Le plat que je cuisine le mieux
Mon Dieu… Je fais une bonne blanquette de veau, un tajine au citron confit… Et vous allez dire que c’est difficile à manquer, mais j’ai l’impression que ma morue portugaise est toujours meilleure que la dernière. [Rires] Quand je cuisine quelque chose, j’y mets beaucoup d’amour et de soin !

Le livre qui m’a le plus marquée
Le Rapport Hite, de la grande féministe et sexologue Shere Hite (Robert Laffont). En colligeant une multitude de témoignages de femmes sur leur vie sexuelle pendant les années 1970, elle nous donnait, finalement, tous les cas de figure. Il n’y a pas deux corps pareils. Il y a plusieurs façons de vivre l’amour. Être attirée par un homme plus vieux que soi, ça peut arriver… Je me rappelle en avoir apprécié chaque page, malgré mon jeune âge. Elle m’a ouvert les yeux, apporté un éclairage, une paix. J’ai eu la chance d’avoir ça plutôt qu’Occupation double !

Une phrase qu’on m’a dite qui me revient souvent
Les phrases qui nous frappent sont soit celles qui nous piquent au vif parce qu’elles sont insultantes, soit celles qui nous flattent grandement. Quand j’étais à l’université, on répétait une pièce un soir et je suis entrée dans une sorte de transe, complètement sortie de mon corps pour ne pas m’endormir… Le professeur m’a lancé : « Hey maudit, toi ! Je sais bin pas quelle est ta place dans la vie… Mais il y en a une pour toi ! » Ce n’était ni « Tais-toi, maudite niaiseuse » ni « Tu es la plus grande actrice de ta génération »… J’ai ri et c’était parfait pour moi.

L’artiste qui m’émeut le plus
Le dramaturge Michel Marc Bouchard, qui est capable, comme les créateurs de West Side Story, de mettre toutes les couches les unes par-dessus les autres : aller chercher la catharsis par les douleurs, le conflit, l’amertume que la vie peut nous donner, en n’oubliant pas l’onirique. Quel être complet !

Une odeur dont je raffole
J’aime sentir le pain, ça me ramène à mon enfance à La Prairie. Je me revois passer devant la boulangerie Lussier à bicyclette. Parfois, le boulanger sillonnait aussi les rues avec son camion, et ma mère me demandait alors d’aller chercher un dessert… Ça sentait le pain dans toute la boîte du camion.

Le parfum que je porte
J’ai toujours, toujours, toujours changé de parfum tellement la parfumerie m’intéresse. Je me mettrais le nez dans toutes les bouteilles et j’en boirais si je le pouvais ! Mais il y a quand même une odeur qui est plus spéciale que les autres pour moi : très « madame au manteau de fourrure ». Mes tantes chics le portaient. Et pour cette raison, même si c’était très capiteux, j’aimais toujours en avoir une bouteille. Le jour où l’on m’a dit au magasin que ce parfum n’existait plus, j’ai eu un petit choc.
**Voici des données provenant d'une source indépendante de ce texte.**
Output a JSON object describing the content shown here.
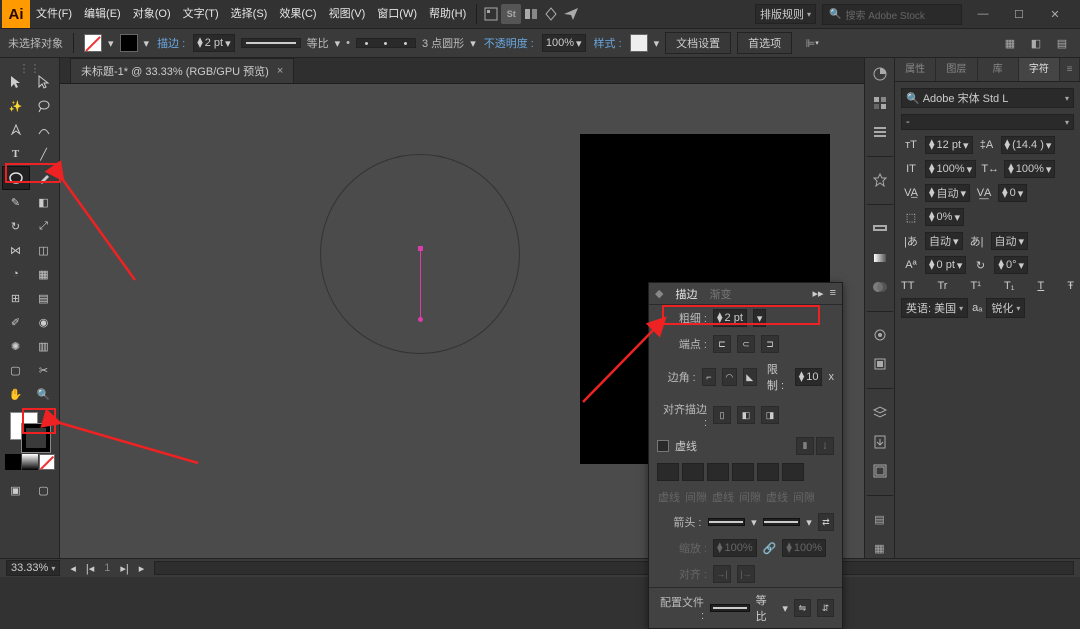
{
  "app": {
    "logo": "Ai"
  },
  "menu": [
    "文件(F)",
    "编辑(E)",
    "对象(O)",
    "文字(T)",
    "选择(S)",
    "效果(C)",
    "视图(V)",
    "窗口(W)",
    "帮助(H)"
  ],
  "topbar": {
    "layout_label": "排版规则",
    "search_placeholder": "搜索 Adobe Stock"
  },
  "options": {
    "no_selection": "未选择对象",
    "stroke_label": "描边 :",
    "stroke_weight": "2 pt",
    "uniform": "等比",
    "brush": "3 点圆形",
    "opacity_label": "不透明度 :",
    "opacity": "100%",
    "style_label": "样式 :",
    "doc_setup": "文档设置",
    "prefs": "首选项"
  },
  "tab": {
    "title": "未标题-1* @ 33.33% (RGB/GPU 预览)",
    "close": "×"
  },
  "status": {
    "zoom": "33.33%",
    "tool": "椭圆"
  },
  "char_panel": {
    "tabs": [
      "属性",
      "图层",
      "库",
      "字符"
    ],
    "active_tab": 3,
    "font": "Adobe 宋体 Std L",
    "style": "-",
    "size": "12 pt",
    "leading": "(14.4 )",
    "hscale": "100%",
    "vscale": "100%",
    "kerning": "自动",
    "tracking": "0",
    "opacity": "0%",
    "auto": "自动",
    "baseline": "0 pt",
    "rotate": "0°",
    "tt": "TT",
    "tr": "Tr",
    "tsup": "T¹",
    "tsub": "T₁",
    "tst": "T",
    "tstr": "Ŧ",
    "lang": "英语: 美国",
    "aa": "aₐ",
    "sharp": "锐化"
  },
  "stroke_panel": {
    "tab_stroke": "描边",
    "tab_grad": "渐变",
    "weight_label": "粗细 :",
    "weight": "2 pt",
    "cap_label": "端点 :",
    "corner_label": "边角 :",
    "limit_label": "限制 :",
    "limit": "10",
    "x": "x",
    "align_label": "对齐描边 :",
    "dashed": "虚线",
    "dash_labels": [
      "虚线",
      "间隙",
      "虚线",
      "间隙",
      "虚线",
      "间隙"
    ],
    "arrow_label": "箭头 :",
    "scale_label": "缩放 :",
    "scale1": "100%",
    "scale2": "100%",
    "alignopt": "对齐 :",
    "profile_label": "配置文件 :",
    "profile": "等比"
  }
}
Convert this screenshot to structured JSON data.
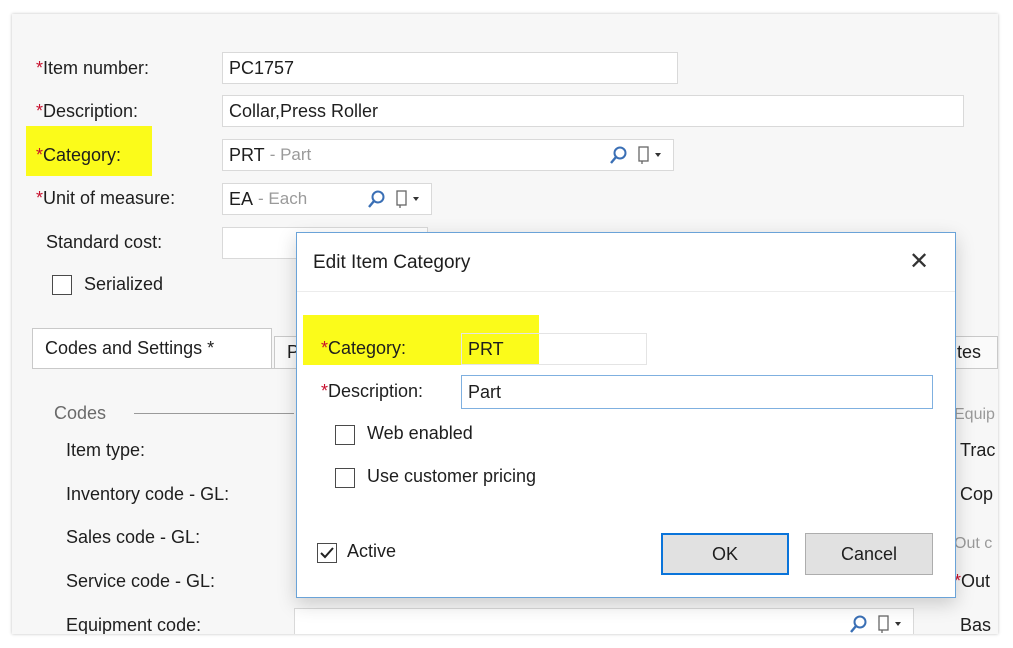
{
  "form": {
    "item_number": {
      "label": "Item number:",
      "value": "PC1757"
    },
    "description": {
      "label": "Description:",
      "value": "Collar,Press Roller"
    },
    "category": {
      "label": "Category:",
      "code": "PRT",
      "name": "- Part"
    },
    "unit_of_measure": {
      "label": "Unit of measure:",
      "code": "EA",
      "name": "- Each"
    },
    "standard_cost": {
      "label": "Standard cost:",
      "value": ""
    },
    "serialized_label": "Serialized",
    "required_marker": "*"
  },
  "tabs": [
    {
      "label": "Codes and Settings *"
    },
    {
      "label": "P"
    },
    {
      "label": "tes"
    }
  ],
  "codes": {
    "group_label": "Codes",
    "item_type": "Item type:",
    "inventory_code": "Inventory code - GL:",
    "sales_code": "Sales code - GL:",
    "service_code": "Service code - GL:",
    "equipment_code": "Equipment code:"
  },
  "right_partial": {
    "equip": "Equip",
    "trac": "Trac",
    "cop": "Cop",
    "out_c": "Out c",
    "out": "Out",
    "bas": "Bas",
    "req": "*"
  },
  "dialog": {
    "title": "Edit Item Category",
    "close_symbol": "✕",
    "category": {
      "label": "Category:",
      "value": "PRT"
    },
    "description": {
      "label": "Description:",
      "value": "Part"
    },
    "web_enabled": {
      "label": "Web enabled",
      "checked": false
    },
    "use_customer_pricing": {
      "label": "Use customer pricing",
      "checked": false
    },
    "active": {
      "label": "Active",
      "checked": true
    },
    "ok_label": "OK",
    "cancel_label": "Cancel"
  },
  "colors": {
    "highlight": "#fbfb1a",
    "required": "#c8102e",
    "dialog_border": "#6aa3d8",
    "ok_border": "#0a74da"
  },
  "icons": [
    "cursor-arrow-icon",
    "search-icon",
    "dropdown-menu-icon",
    "close-icon",
    "checkmark-icon"
  ]
}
Un talent que j’aurais aimé avoir
Être un nez. [Rires] Me promener dans les champs de fleurs, me dire que je pourrais ajouter juste un petit peu de coriandre… Être créatrice de parfums.

Les circonstances dans lesquelles j’ai les meilleures idées

Quand il ne me reste plus de temps. Je suis alors paralysée, j’ai l’impression d’être à sec. Mais dans le mouvement, à la dernière minute, après m’être posée, les idées jaillissent.
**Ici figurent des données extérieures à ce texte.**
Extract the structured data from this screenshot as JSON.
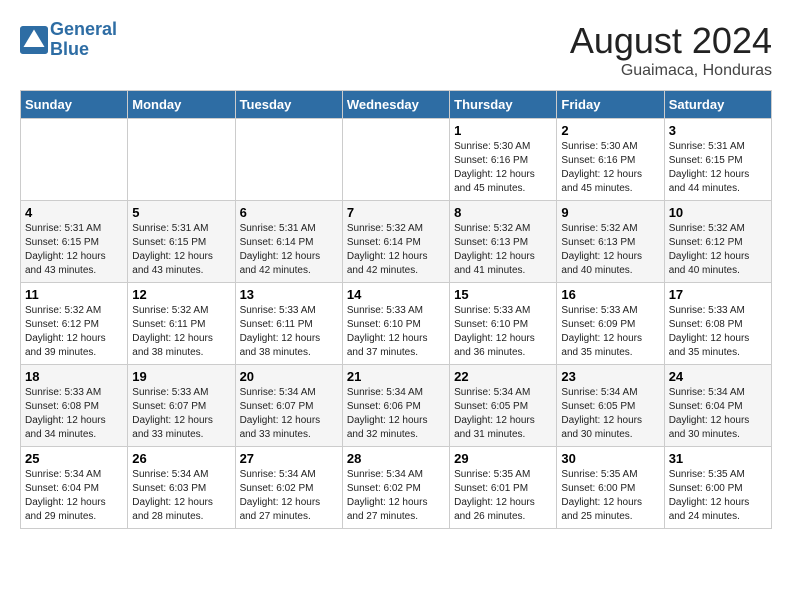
{
  "header": {
    "logo_line1": "General",
    "logo_line2": "Blue",
    "title": "August 2024",
    "subtitle": "Guaimaca, Honduras"
  },
  "days_of_week": [
    "Sunday",
    "Monday",
    "Tuesday",
    "Wednesday",
    "Thursday",
    "Friday",
    "Saturday"
  ],
  "weeks": [
    [
      {
        "day": "",
        "info": ""
      },
      {
        "day": "",
        "info": ""
      },
      {
        "day": "",
        "info": ""
      },
      {
        "day": "",
        "info": ""
      },
      {
        "day": "1",
        "info": "Sunrise: 5:30 AM\nSunset: 6:16 PM\nDaylight: 12 hours\nand 45 minutes."
      },
      {
        "day": "2",
        "info": "Sunrise: 5:30 AM\nSunset: 6:16 PM\nDaylight: 12 hours\nand 45 minutes."
      },
      {
        "day": "3",
        "info": "Sunrise: 5:31 AM\nSunset: 6:15 PM\nDaylight: 12 hours\nand 44 minutes."
      }
    ],
    [
      {
        "day": "4",
        "info": "Sunrise: 5:31 AM\nSunset: 6:15 PM\nDaylight: 12 hours\nand 43 minutes."
      },
      {
        "day": "5",
        "info": "Sunrise: 5:31 AM\nSunset: 6:15 PM\nDaylight: 12 hours\nand 43 minutes."
      },
      {
        "day": "6",
        "info": "Sunrise: 5:31 AM\nSunset: 6:14 PM\nDaylight: 12 hours\nand 42 minutes."
      },
      {
        "day": "7",
        "info": "Sunrise: 5:32 AM\nSunset: 6:14 PM\nDaylight: 12 hours\nand 42 minutes."
      },
      {
        "day": "8",
        "info": "Sunrise: 5:32 AM\nSunset: 6:13 PM\nDaylight: 12 hours\nand 41 minutes."
      },
      {
        "day": "9",
        "info": "Sunrise: 5:32 AM\nSunset: 6:13 PM\nDaylight: 12 hours\nand 40 minutes."
      },
      {
        "day": "10",
        "info": "Sunrise: 5:32 AM\nSunset: 6:12 PM\nDaylight: 12 hours\nand 40 minutes."
      }
    ],
    [
      {
        "day": "11",
        "info": "Sunrise: 5:32 AM\nSunset: 6:12 PM\nDaylight: 12 hours\nand 39 minutes."
      },
      {
        "day": "12",
        "info": "Sunrise: 5:32 AM\nSunset: 6:11 PM\nDaylight: 12 hours\nand 38 minutes."
      },
      {
        "day": "13",
        "info": "Sunrise: 5:33 AM\nSunset: 6:11 PM\nDaylight: 12 hours\nand 38 minutes."
      },
      {
        "day": "14",
        "info": "Sunrise: 5:33 AM\nSunset: 6:10 PM\nDaylight: 12 hours\nand 37 minutes."
      },
      {
        "day": "15",
        "info": "Sunrise: 5:33 AM\nSunset: 6:10 PM\nDaylight: 12 hours\nand 36 minutes."
      },
      {
        "day": "16",
        "info": "Sunrise: 5:33 AM\nSunset: 6:09 PM\nDaylight: 12 hours\nand 35 minutes."
      },
      {
        "day": "17",
        "info": "Sunrise: 5:33 AM\nSunset: 6:08 PM\nDaylight: 12 hours\nand 35 minutes."
      }
    ],
    [
      {
        "day": "18",
        "info": "Sunrise: 5:33 AM\nSunset: 6:08 PM\nDaylight: 12 hours\nand 34 minutes."
      },
      {
        "day": "19",
        "info": "Sunrise: 5:33 AM\nSunset: 6:07 PM\nDaylight: 12 hours\nand 33 minutes."
      },
      {
        "day": "20",
        "info": "Sunrise: 5:34 AM\nSunset: 6:07 PM\nDaylight: 12 hours\nand 33 minutes."
      },
      {
        "day": "21",
        "info": "Sunrise: 5:34 AM\nSunset: 6:06 PM\nDaylight: 12 hours\nand 32 minutes."
      },
      {
        "day": "22",
        "info": "Sunrise: 5:34 AM\nSunset: 6:05 PM\nDaylight: 12 hours\nand 31 minutes."
      },
      {
        "day": "23",
        "info": "Sunrise: 5:34 AM\nSunset: 6:05 PM\nDaylight: 12 hours\nand 30 minutes."
      },
      {
        "day": "24",
        "info": "Sunrise: 5:34 AM\nSunset: 6:04 PM\nDaylight: 12 hours\nand 30 minutes."
      }
    ],
    [
      {
        "day": "25",
        "info": "Sunrise: 5:34 AM\nSunset: 6:04 PM\nDaylight: 12 hours\nand 29 minutes."
      },
      {
        "day": "26",
        "info": "Sunrise: 5:34 AM\nSunset: 6:03 PM\nDaylight: 12 hours\nand 28 minutes."
      },
      {
        "day": "27",
        "info": "Sunrise: 5:34 AM\nSunset: 6:02 PM\nDaylight: 12 hours\nand 27 minutes."
      },
      {
        "day": "28",
        "info": "Sunrise: 5:34 AM\nSunset: 6:02 PM\nDaylight: 12 hours\nand 27 minutes."
      },
      {
        "day": "29",
        "info": "Sunrise: 5:35 AM\nSunset: 6:01 PM\nDaylight: 12 hours\nand 26 minutes."
      },
      {
        "day": "30",
        "info": "Sunrise: 5:35 AM\nSunset: 6:00 PM\nDaylight: 12 hours\nand 25 minutes."
      },
      {
        "day": "31",
        "info": "Sunrise: 5:35 AM\nSunset: 6:00 PM\nDaylight: 12 hours\nand 24 minutes."
      }
    ]
  ]
}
La personne qui me touche le plus au monde
Il y a mes deux enfants, de toute évidence. Je les trouve tellement plus intéressants que moi à leur âge. Et je dois dire que mon chum m’émeut beaucoup aussi. Fait fort, intelligent, vaillant, avec le cœur à la bonne place et qui ne laisse pas tomber ses idées, tout en s’impliquant pour aider les autres… Il est bien plus qu’un acteur. [NDLR: son conjoint est le comédien Michel Laperrière, également vice-président de l’Union des artistes.]

J’ai besoin…
De l’artisanal. Si j’étais dans une grosse affaire hollywoodienne, par exemple, entourée de gens à n’en plus finir, je m’éteindrais. Il y a toujours une partie de « gossé à la main, collé avec du tape électrique » dans mes projets. J’ai besoin de garder ce contrôle. Je me sens privilégiée… De travailler depuis si longtemps avec la même petite équipe à Infoman. Ça me donne justement la liberté dont j’ai besoin. C’est exceptionnel.
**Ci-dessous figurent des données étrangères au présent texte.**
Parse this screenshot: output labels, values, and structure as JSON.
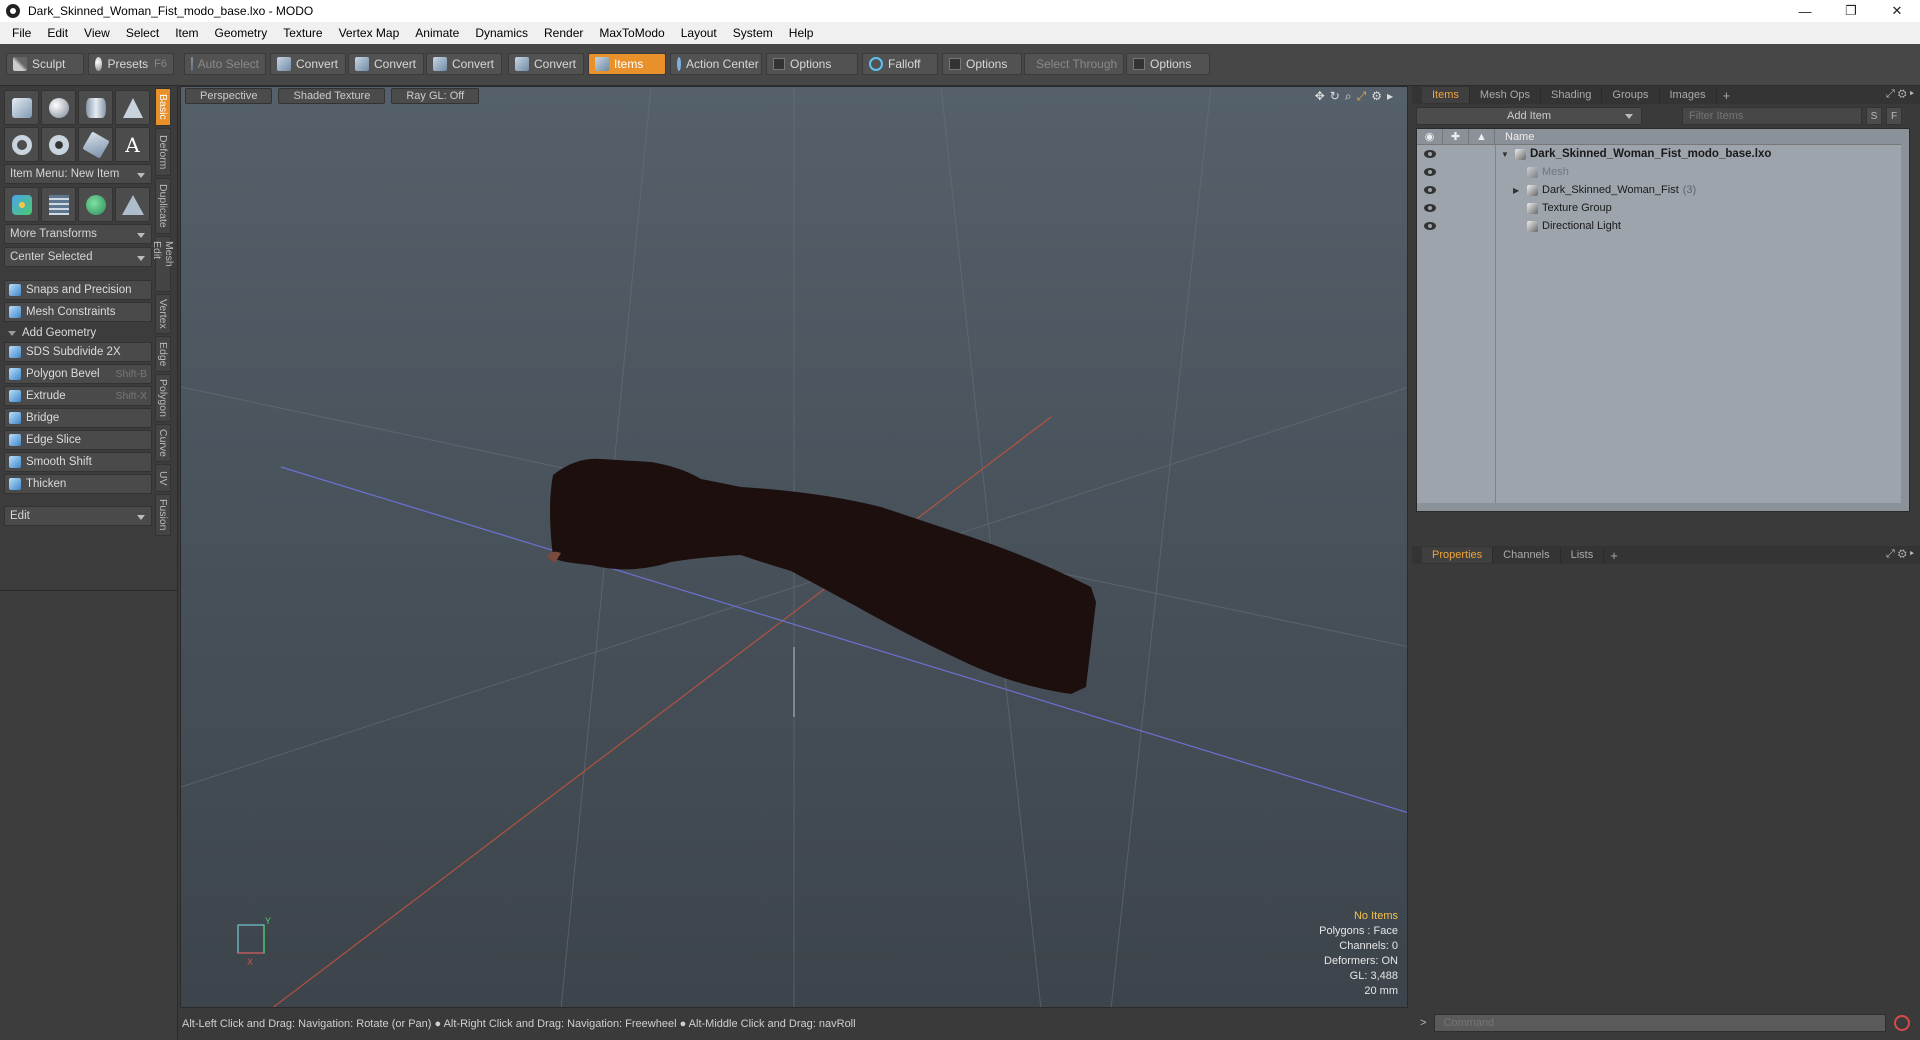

J’aimerais que les gens se souviennent de moi comme de quelqu’un…
De bien, qui était droit, no bullshit.

 

Chantal Lamarre est à la barre de l’émission Culturama à ICI Artv, qui met en lumière des aspects méconnus d’œuvres d’ici et d’ailleurs. Elle continue également d’être de la grande aventure d’Infoman, à ICI Radio-Canada Télé.